Chapter 2. IBM eX5 technology 29
Memory sparing
Sparing provides a degree of redundancy in the memory subsystem, but not to the extent of
mirroring. In contrast to mirroring, sparing leaves more memory for the operating system. In
sparing mode, the trigger for failover is a preset threshold of correctable errors. Depending on
the type of sparing (DIMM or rank), when this threshold is reached, the content is copied to its
spare. The failed DIMM or rank is then taken offline, with the spare counterpart activated for
use. There are two sparing options:
DIMM sparing
Two unused DIMMs are spared per memory card. These DIMMs must have the same rank
and capacity as the largest DIMMs that we are sparing. The size of the two unused DIMMs
for sparing is subtracted from the usable capacity that is presented to the operating
system. DIMM sparing is applied on all memory cards in the system.
Rank sparing
Two ranks per memory card are configured as spares. The ranks have to be as large as
the rank relative to the highest capacity DIMM that we are sparing. The size of the two
unused ranks for sparing is subtracted from the usable capacity that is presented to the
operating system. Rank sparing is applied on all memory cards in the system.

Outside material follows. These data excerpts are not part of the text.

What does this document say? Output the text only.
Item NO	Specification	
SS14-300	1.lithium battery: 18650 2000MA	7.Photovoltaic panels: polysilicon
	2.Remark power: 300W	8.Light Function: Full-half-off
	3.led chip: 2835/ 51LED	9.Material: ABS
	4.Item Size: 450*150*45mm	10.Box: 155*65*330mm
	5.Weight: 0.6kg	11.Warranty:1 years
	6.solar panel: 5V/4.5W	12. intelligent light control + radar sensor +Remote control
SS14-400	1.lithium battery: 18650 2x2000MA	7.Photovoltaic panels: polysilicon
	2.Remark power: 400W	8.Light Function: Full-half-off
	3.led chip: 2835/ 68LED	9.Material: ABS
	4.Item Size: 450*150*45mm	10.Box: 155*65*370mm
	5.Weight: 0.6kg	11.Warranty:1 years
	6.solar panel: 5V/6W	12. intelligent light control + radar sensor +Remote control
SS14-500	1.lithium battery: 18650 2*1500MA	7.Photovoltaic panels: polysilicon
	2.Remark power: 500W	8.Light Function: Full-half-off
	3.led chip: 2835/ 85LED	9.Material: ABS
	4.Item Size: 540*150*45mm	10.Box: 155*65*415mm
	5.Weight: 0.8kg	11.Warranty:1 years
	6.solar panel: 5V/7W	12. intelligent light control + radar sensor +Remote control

You configure these options by using the UEFI during start-up.
For more information about system-specific memory sparing installation options, see the
following sections:
IBM System x3850 X5: 3.8.5, “Memory sparing” on page 89
IBM System x3690 X5: 4.8.7, “Memory sparing” on page 143
IBM BladeCenter HX5: 5.10.5, “Memory sparing” on page 202
Chipkill
Chipkill memory technology, an advanced form of error checking and correcting (ECC) from
IBM, is available for the eX5 blade. Chipkill protects the memory in the system from any single
memory chip failure. It also protects against multi-bit errors from any portion of a single
memory chip.
Redundant bit steering
Redundant bit steering (RBS) provides the equivalent of a hot-spare drive in a RAID array. It
is based in the memory controller, and it senses when a chip on a DIMM has failed and when
to route the data around the failed chip.
The eX5 servers do not currently support redundant bit steering, because the integrated
memory controller of the Intel Xeon 6500 and 7500 processors do not support the feature.
However, the MAX5 memory expansion unit supports RBS but only when x4 memory DIMMs
are used. The x8 DIMMs do not support RBS.
RBS is automatically enabled in the MAX5 memory port, if all DIMMs installed to that memory
port are x4 DIMMs.
RBS uses the ECC coding scheme that provides Chipkill coverage for x4 DRAMs. This
coding scheme leaves the equivalent of one x4 DRAM spare in every pair of DIMMs. In the
event that a chip failure on the DIMM is detected by memory scrubbing, the memory controller
can reroute data around that failed chip through these spare bits. DIMMs using x8 DRAM
technology use a separate ECC coding scheme that does not leave spare bits, which is why
RBS is not available on x8 DIMMs.